Effects of different size tires......
In order to get a true picture of gear ratio one must use tire circumference in the equation. If you run the same gears as someone else but you have 24" rear tire circumference and someone else has 22", the true ratios are not equal. To figure the true ratio you will want to use IPR (inches per revolution) which simply means the number of inches a buggy will travel per each revolution of engine.
To figure IPR use this equation: Rear Tire Circumference (x) time’s clutch gear (Y) divided by rear axle gear (z) = IPR. (X*Y)/Z =IPR. For example if one buggy (A) was running a 16t trans gear with a 39t rear axle sprocket gear and their tires were 24" the equation would be 24 x 16 / 39 = 9.84
9.84 is the IPR. This means the buggy would travel 9.84 inches per revolution of engine. If another buggy (B) had the same gears but had 22" tires, look what happens. 22 x 16 / 39 = 9.02. Approximately ¾ of an inch for every engine revolution. Don’t confuse engine revolutions with motor rpm’s. we are talking revolutions at the trans sprocket here! Even though both these buggy’s were using the same gears they were not running an equal set-up. Buggy [A] would be faster on the straights, Buggy [B] would be faster coming off the corners
. So what if buggy [B] wanted to run the same IPR as buggy [A] but still use the same tires? To figure that we can replace buggy B's 39 with buggy A's IPR. 24 x 16 / 9.84 = 39.024 This means that for things to be equal, buggy B would need to change their rear axle gear to a 40 or 41 .When the numbers fall into a fraction go to the next highest tooth count.

This is a brain teaser.
Somebody slap me with a trout if I'm wrong but it would seem that what ever happens on the jack shaft is irrelevant.
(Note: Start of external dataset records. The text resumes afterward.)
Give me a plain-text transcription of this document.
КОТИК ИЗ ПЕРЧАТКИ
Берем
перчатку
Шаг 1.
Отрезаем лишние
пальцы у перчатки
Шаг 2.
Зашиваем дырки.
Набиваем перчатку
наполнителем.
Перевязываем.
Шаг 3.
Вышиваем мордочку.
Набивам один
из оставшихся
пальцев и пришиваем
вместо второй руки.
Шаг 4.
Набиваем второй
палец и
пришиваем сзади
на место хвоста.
That's why i can't figure ratio's too well when there's more than an initial and final gear. I think i may have to slap you with a trout ... :dunno: :rofl::biggrin:

With his initial drive-jackshaft it's going 1 to 1. (17-17) if he changed from a 17 on the jackshaft, to a larger sprocket--let's say 34 to keep my brain from melting ... then he's cut the jackshaft revolutions in half. the adjoining jackshaft sprocket going to the final sprocket would also be turning half as many times per engine rev. so he'd be revving higher to get up to speed thus a bottom end boost.
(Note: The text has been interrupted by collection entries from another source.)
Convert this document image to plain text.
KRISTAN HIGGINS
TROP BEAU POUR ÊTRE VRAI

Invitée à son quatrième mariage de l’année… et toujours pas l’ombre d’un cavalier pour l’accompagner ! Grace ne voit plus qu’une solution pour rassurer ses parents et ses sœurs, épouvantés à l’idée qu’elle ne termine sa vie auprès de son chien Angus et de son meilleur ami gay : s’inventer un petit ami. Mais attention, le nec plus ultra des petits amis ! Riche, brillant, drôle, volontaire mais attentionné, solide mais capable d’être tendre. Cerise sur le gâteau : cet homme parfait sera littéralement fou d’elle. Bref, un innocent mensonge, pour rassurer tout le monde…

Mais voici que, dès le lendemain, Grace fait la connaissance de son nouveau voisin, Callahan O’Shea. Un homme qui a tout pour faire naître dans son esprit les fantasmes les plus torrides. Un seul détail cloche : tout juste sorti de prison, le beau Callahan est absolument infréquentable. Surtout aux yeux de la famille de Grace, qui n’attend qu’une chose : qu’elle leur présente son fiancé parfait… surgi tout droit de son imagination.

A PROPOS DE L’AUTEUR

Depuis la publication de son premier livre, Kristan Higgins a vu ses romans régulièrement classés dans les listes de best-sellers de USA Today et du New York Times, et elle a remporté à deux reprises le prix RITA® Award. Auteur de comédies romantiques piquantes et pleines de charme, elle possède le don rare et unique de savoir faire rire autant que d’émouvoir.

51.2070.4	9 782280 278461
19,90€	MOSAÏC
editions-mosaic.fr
In a two sprocket system--big on the engine means top speed, big on the final means bottom end and vice versa. the jackshaft sort of messes this up of course. i get why it's there, especially in this instance, is to get sprocket alignment and probably useable sprockets on the axle in relation to the motorcycle engine because of the different pitches. been looking forward to figuring this out myself when i decide to do something with the quad's 250 sitting out back. have to run the same setup.

Cheers for the input guys. Yeah I figured because of the jack shaft having two different sprockets the ratio would be altered, as they obviously don't do a revolution at the same speed.. Ad it's running a Vfr750, the rear axle is in two, and joined into a bearing housing containing my 42t sprocket. The problem was it had a diff in it with fwd neutral reverse, but the ratio was like 6:1 and therefor I'd get into 6th ad it would still be pulling and revving too hard.. So we removed the diff, kept the housing and used the extra sprockets. But I reckon I need the ratio 3.5 : 1 at least

Have any pics I'm in the middle of a vfr 750 build my self

A couple sites to check out with calculators in case you don't want to melt your brain.

http://www.bcot1.com/karting/
http://www.compgoparts.com/TechnicalResources/JackshaftRatioCalculator.asp
http://www.fasttrackraceway.com/calc/index.php

Nice Math CKAU, it has become a lost art with the computer.